How a deployment is composed

A resource composes others, which compose others, until the tree bottoms out in provider resources and plain Kubernetes objects. A ModelDeployment is the clearest example. Its function schedules the replicas, then composes a ModelReplica for each, and a ModelEndpoint for each replica that’s ready to serve. Each ModelReplica function composes the serving workload, a Deployment or a LeaderWorkerSet, onto its target workload cluster through provider-kubernetes.

flowchart TD
    md["ModelDeployment"]
    mr1["ModelReplica\n(cluster A)"]
    mr2["ModelReplica\n(cluster B)"]
    me1["ModelEndpoint\n(cluster A)"]
    me2["ModelEndpoint\n(cluster B)"]
    wl1["Deployment / LeaderWorkerSet\non workload cluster A"]
    wl2["Deployment / LeaderWorkerSet\non workload cluster B"]

    md --> mr1
    md --> mr2
    md --> me1
    md --> me2
    mr1 --> wl1
    mr2 --> wl2

The platform resources compose the same way. An InferenceCluster composes a GKECluster or EKSCluster (the cloud infrastructure, via the cloud providers) and a ServingStack (the per-cluster software install, via provider-helm and provider-kubernetes). Engines bind GPUs through DRA: each claim: DRA device in a member’s nodeSelector becomes a request in the ResourceClaim the serving pods claim through.

The request path

A served request crosses two gateways, both built on Gateway API. The control-plane gateway is the front door: a ModelService composes an HTTPRoute on it that matches the service’s path prefix and forwards to the matched ModelEndpoints, each of which is a Service pointing at a workload cluster’s gateway address. The workload-cluster gateway then routes from the cluster edge to the engine pods.

flowchart LR
    client["Client"]
    cpgw["Control-plane gateway"]
    wcgw["Workload-cluster gateway"]
    engine["Engine pods\n(vLLM, SGLang, ...)"]

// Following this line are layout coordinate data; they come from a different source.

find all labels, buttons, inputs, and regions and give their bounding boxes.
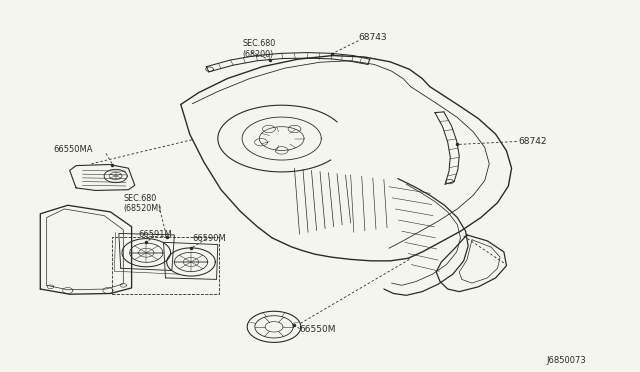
- Text: 66550MA: 66550MA: [53, 145, 93, 154]
- Text: 66591M: 66591M: [138, 230, 172, 240]
- Text: 68743: 68743: [358, 33, 387, 42]
- Text: 66590M: 66590M: [192, 234, 226, 243]
- Text: SEC.680
(68200): SEC.680 (68200): [242, 39, 275, 58]
- Text: SEC.680
(68520M): SEC.680 (68520M): [124, 194, 161, 214]
- Text: J6850073: J6850073: [547, 356, 586, 365]
- Text: 68742: 68742: [518, 137, 547, 146]
- Text: 66550M: 66550M: [300, 325, 336, 334]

    client -->|service path| cpgw
    cpgw -->|per-replica path| wcgw
    wcgw -->|engine path| engine

Each hop rewrites the path: the control plane rewrites the public prefix to the replica’s path, and the workload gateway strips that down to what the engine serves. This per-backend path rewriting is the main thing the control-plane gateway has to support, and it narrows which Gateway API implementations can fill the role.

Which gateway sits at each layer is internal, not part of the API. The InferenceGateway backend field is an enum precisely so the control-plane gateway can grow other options over time. Target the ModelService URL rather than either gateway directly.